Publication year - 2020
Publication title -
journal of inherited metabolic disease
Language(s) - English
Resource type - Journals
SCImago Journal Rank - 1.462
H-Index - 102
eISSN - 1573-2665
pISSN - 0141-8955
DOI - 10.1002/jimd.12213
Subject(s) - cerebrospinal fluid , chromatography , metabolite , liquid chromatography–mass spectrometry , tandem mass spectrometry , medicine , mass spectrometry , chemistry , pathology
Background Laboratory investigations of cerebrospinal fluid (CSF) are essential when suspecting an inborn error of metabolism (IEM) involving neurological features. Available tests are currently performed on different analytical platforms, requiring a large sample volume and long turnaround time, which often delays timely diagnosis. Therefore, it would be preferable to have an “one‐instrument” targeted multi‐metabolite approach. Method A liquid chromatography‐tandem mass spectrometry (LC‐MS/MS) platform, based on two different methods for analysing 38 metabolites using positive and negative electrospray ionisation modes, was established. To allow for platform extension, both methods were designed to use the same CSF sample preparation procedure and to be run on the same separation column (ACE C18‐PFP).

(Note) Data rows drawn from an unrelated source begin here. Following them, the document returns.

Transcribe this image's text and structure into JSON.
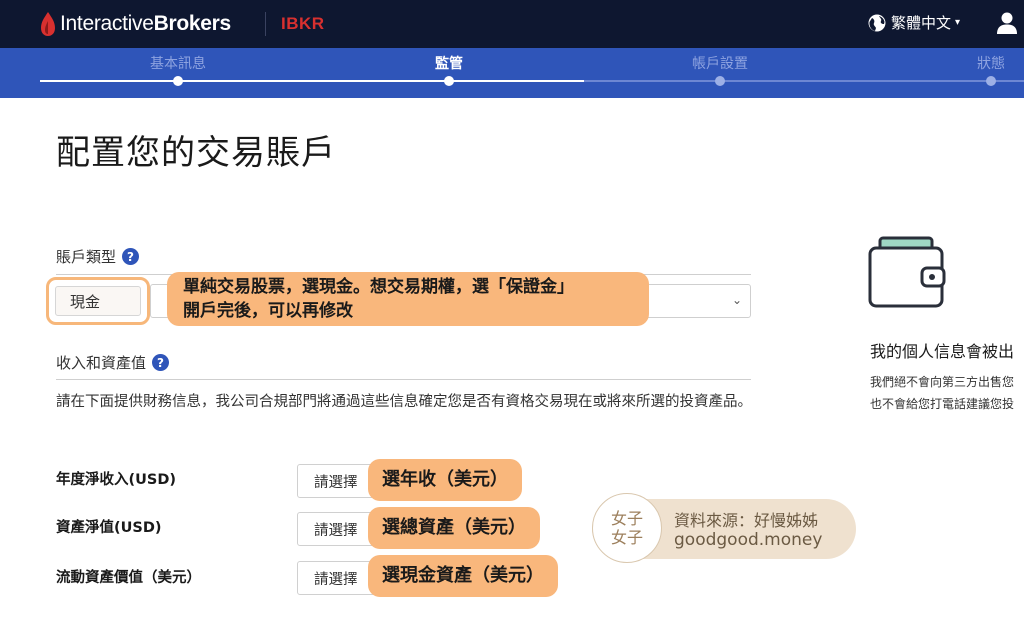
{
  "header": {
    "logo_text_light": "Interactive",
    "logo_text_bold": "Brokers",
    "ticker": "IBKR",
    "language": "繁體中文"
  },
  "stepper": {
    "steps": [
      {
        "label": "基本訊息",
        "state": "done"
      },
      {
        "label": "監管",
        "state": "active"
      },
      {
        "label": "帳戶設置",
        "state": "pending"
      },
      {
        "label": "狀態",
        "state": "pending"
      }
    ]
  },
  "main": {
    "title": "配置您的交易賬戶",
    "account_type": {
      "label": "賬戶類型",
      "help": "?",
      "value": "現金"
    },
    "income": {
      "label": "收入和資產值",
      "help": "?",
      "description": "請在下面提供財務信息，我公司合規部門將通過這些信息確定您是否有資格交易現在或將來所選的投資產品。",
      "fields": [
        {
          "label": "年度淨收入(USD)",
          "value": "請選擇"
        },
        {
          "label": "資產淨值(USD)",
          "value": "請選擇"
        },
        {
          "label": "流動資產價值（美元）",
          "value": "請選擇"
        }
      ]
    }
  },
  "privacy": {
    "title": "我的個人信息會被出",
    "line1": "我們絕不會向第三方出售您",
    "line2": "也不會給您打電話建議您投"
  },
  "annotations": {
    "account_note_line1": "單純交易股票，選現金。想交易期權，選「保證金」",
    "account_note_line2": "開戶完後，可以再修改",
    "field_notes": [
      "選年收（美元）",
      "選總資產（美元）",
      "選現金資產（美元）"
    ]
  },
  "watermark": {
    "seal_line1": "女子",
    "seal_line2": "女子",
    "line1": "資料來源：好慢姊姊",
    "line2": "goodgood.money"
  },
  "colors": {
    "topbar": "#0e1730",
    "stepper": "#2f55b9",
    "brand_red": "#d8302f",
    "annotation": "#f9b77c"
  }
}
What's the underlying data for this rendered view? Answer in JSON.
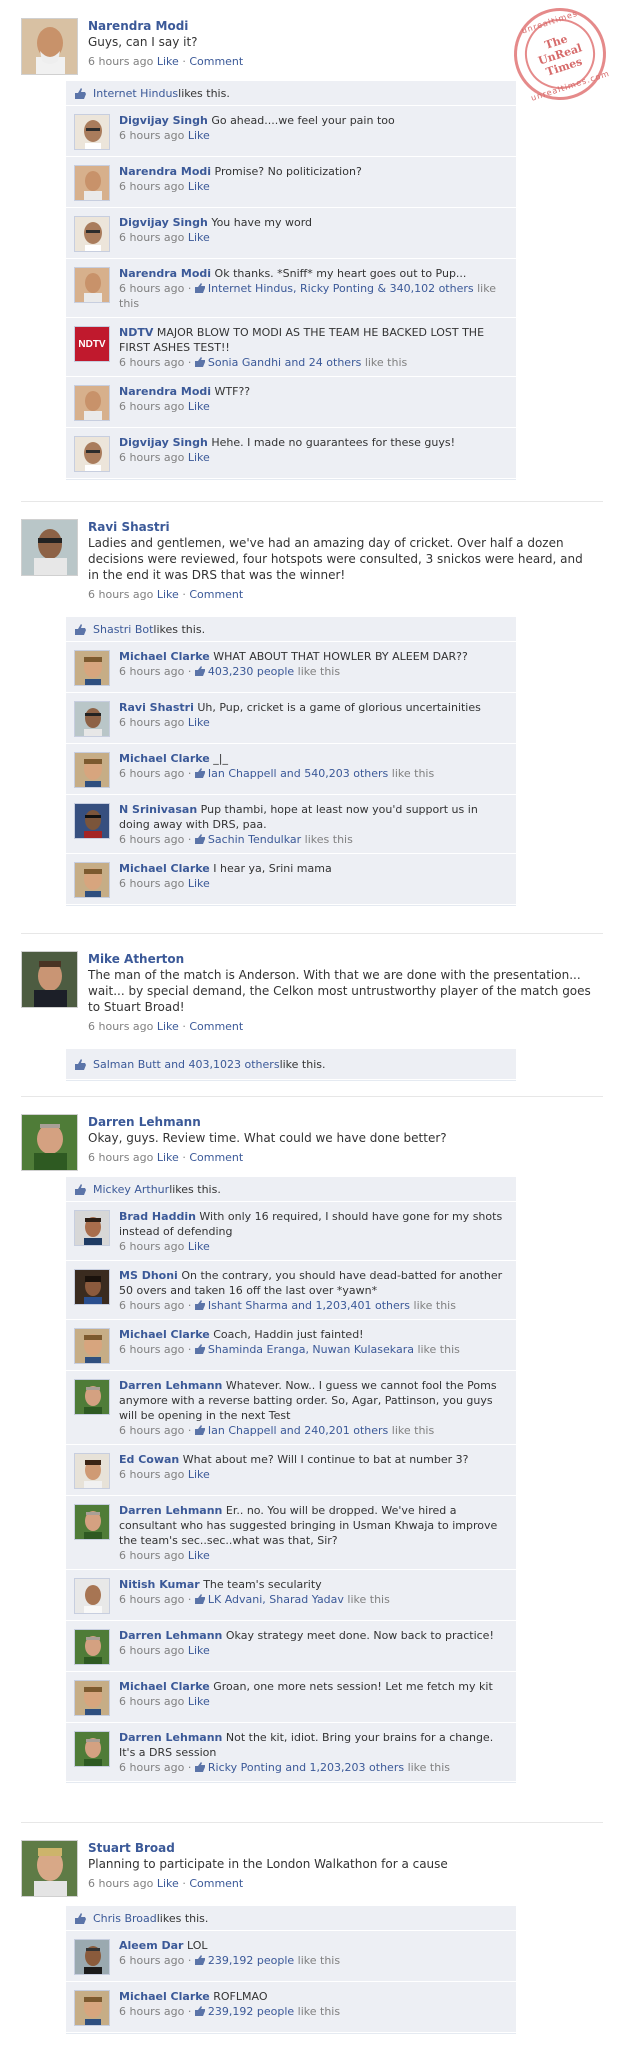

Results Assessment of the LC‐MS/MS platform methods was first made by analytical validation, followed by the establishment of literature‐based CSF cut‐off values and reference ranges, and by the measurement of available samples obtained from patients with confirmed diagnoses of aromatic l ‐amino acid decarboxylase deficiency, guanidinoacetate methyltransferase deficiency, ornithine aminotransferase deficiency, cerebral folate deficiency and methylenetetrahydrofolate reductase deficiency. Conclusion An extendable targeted LC‐MS/MS platform was developed for the analysis of multiple metabolites in CSF, thereby distinguishing samples from patients with IEM from non‐IEM samples. Reference concentrations for several biomarkers in CSF are provided for the first time. By measurement on a single analytical platform, less sample volume is required (200 μL), diagnostic results are obtained faster, and preanalytical issues are reduced. Synopsis LC‐MS/MS platform for CSF analysis consisting of two differentially designed methods.